Air travelers’ options

MINNEAPOLIS — As if charging $15 to check a bag weren’t enough, two airlines are asking for $5 more beginning this summer if you pay for that at the check-in counter — a fee on top of a fee.

Of course, you could always pay your baggage fee from home. The airlines call it the "online discount.”

If airlines can get away with that, what’s next? Rather than raise fares in the middle of a recession, they’re piling on fees to make money — fees for bags, fees to get through the line faster, even fees for certain seats.

United Airlines alone expects to rake in more than $1 billion this year in fees ranging from baggage to accelerated frequent-flier awards.
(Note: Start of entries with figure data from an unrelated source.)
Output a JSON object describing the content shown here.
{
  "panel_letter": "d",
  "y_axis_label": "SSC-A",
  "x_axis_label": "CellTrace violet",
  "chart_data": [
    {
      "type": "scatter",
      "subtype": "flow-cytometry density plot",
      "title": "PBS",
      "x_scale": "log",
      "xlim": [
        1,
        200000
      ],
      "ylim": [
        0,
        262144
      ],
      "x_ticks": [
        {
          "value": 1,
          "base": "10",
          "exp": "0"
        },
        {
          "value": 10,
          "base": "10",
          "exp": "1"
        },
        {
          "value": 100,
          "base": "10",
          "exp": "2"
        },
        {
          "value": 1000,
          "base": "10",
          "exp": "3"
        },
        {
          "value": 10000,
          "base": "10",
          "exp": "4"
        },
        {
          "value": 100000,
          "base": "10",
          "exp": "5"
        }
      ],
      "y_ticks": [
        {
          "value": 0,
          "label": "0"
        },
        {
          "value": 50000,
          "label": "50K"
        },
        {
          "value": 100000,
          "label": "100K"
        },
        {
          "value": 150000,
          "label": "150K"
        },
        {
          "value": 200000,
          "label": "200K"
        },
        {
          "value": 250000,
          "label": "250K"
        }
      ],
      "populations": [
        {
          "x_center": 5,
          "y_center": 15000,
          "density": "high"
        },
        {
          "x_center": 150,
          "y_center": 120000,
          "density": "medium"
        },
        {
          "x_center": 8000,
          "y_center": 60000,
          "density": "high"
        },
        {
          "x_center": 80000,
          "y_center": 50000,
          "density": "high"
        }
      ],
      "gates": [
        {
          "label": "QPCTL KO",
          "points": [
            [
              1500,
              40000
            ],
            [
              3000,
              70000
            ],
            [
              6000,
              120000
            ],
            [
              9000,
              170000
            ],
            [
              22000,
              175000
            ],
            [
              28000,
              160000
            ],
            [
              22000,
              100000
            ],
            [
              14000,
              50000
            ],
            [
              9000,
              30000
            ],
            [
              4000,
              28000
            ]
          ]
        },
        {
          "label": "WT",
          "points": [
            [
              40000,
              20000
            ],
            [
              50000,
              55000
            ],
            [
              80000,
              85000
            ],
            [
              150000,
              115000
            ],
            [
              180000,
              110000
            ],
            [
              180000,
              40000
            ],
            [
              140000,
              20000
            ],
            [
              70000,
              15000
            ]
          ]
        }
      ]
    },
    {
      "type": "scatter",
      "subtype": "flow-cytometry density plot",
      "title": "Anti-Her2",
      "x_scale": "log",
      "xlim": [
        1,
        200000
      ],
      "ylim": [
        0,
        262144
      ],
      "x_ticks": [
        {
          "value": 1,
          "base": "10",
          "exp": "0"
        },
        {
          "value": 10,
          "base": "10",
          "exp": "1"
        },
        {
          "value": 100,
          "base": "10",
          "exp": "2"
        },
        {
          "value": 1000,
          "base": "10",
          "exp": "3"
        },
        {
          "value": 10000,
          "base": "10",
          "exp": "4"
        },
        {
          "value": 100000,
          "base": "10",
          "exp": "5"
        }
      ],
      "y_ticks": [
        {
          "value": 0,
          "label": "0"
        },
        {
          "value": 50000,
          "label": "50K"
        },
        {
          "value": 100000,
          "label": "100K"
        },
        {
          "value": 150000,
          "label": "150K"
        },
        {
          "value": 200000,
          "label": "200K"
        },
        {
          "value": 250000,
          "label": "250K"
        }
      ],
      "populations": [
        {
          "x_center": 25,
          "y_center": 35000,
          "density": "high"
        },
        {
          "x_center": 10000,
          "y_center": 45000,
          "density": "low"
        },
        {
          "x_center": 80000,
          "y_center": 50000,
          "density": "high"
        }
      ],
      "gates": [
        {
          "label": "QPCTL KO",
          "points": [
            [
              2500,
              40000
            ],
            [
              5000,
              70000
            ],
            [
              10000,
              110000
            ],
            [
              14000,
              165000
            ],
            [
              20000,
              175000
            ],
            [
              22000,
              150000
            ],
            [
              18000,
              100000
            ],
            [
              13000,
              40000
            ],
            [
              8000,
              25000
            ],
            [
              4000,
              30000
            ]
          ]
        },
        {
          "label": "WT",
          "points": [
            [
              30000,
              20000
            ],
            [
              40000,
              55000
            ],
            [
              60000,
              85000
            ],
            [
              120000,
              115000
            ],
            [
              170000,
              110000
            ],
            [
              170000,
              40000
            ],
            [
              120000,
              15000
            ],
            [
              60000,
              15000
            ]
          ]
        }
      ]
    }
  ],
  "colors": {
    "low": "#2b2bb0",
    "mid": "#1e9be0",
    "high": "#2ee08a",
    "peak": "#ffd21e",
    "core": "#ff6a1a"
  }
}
That makes up more than 5 percent of its revenue.

The most likely new fees are those that some airline, somewhere, has tried.


How are fees made?
Fees usually originate with one or two airlines, and competitors watch to see whether passengers accept them or revolt. For instance:
→US Airways and United are hitting passengers up for $5 to pay their baggage fees at the airport instead of online. United implemented the fee June 10, while US Airways will put it into effect July 9.

→If you want to select an exit row seat on AirTran and enjoy the extra legroom, expect to cough up $20.

→Allegiant Air, a smaller national discount airline, charges a $13.50 "convenience fee” for online purchases, even though most other carriers encourage purchases direct from their Web site.

→European discounter Ryanair charges for something everyone has to do if they want to fly: check in. It’s 5 euros, or about $6.75, to check in online, double for passengers who pay at the airport. Ryanair plans to eliminate airport check-in desks.

→Spanish airline Vueling charges a fee to pick a seat. Any seat at all. A "basic” seat behind the wing runs 3 euros. For 30 euros, travelers can choose an aisle or window seat and guarantee that the middle seat will remain empty.

"They need to chill out with those,” said a frustrated Jim Engineer, a public relations executive waiting for a flight out of New York’s LaGuardia. "Charging for a glass of water and seats just translates into unhappy customers.”

Passengers are finding it’s a lot easier for the airlines to add the fees than to take them away.

"They’re going to keep nudging them up until they run into market resistance,” said Ed Perkins, a contributing editor at the Web site Smarter Travel.

That’s what happened at US Airways.

It tried for seven months to charge for soda and water but gave up in March after no other airlines took up the idea. And Delta scaled back a plan to charge $50 to check a second bag on all international flights. Instead, the charge will apply only on flights to Europe.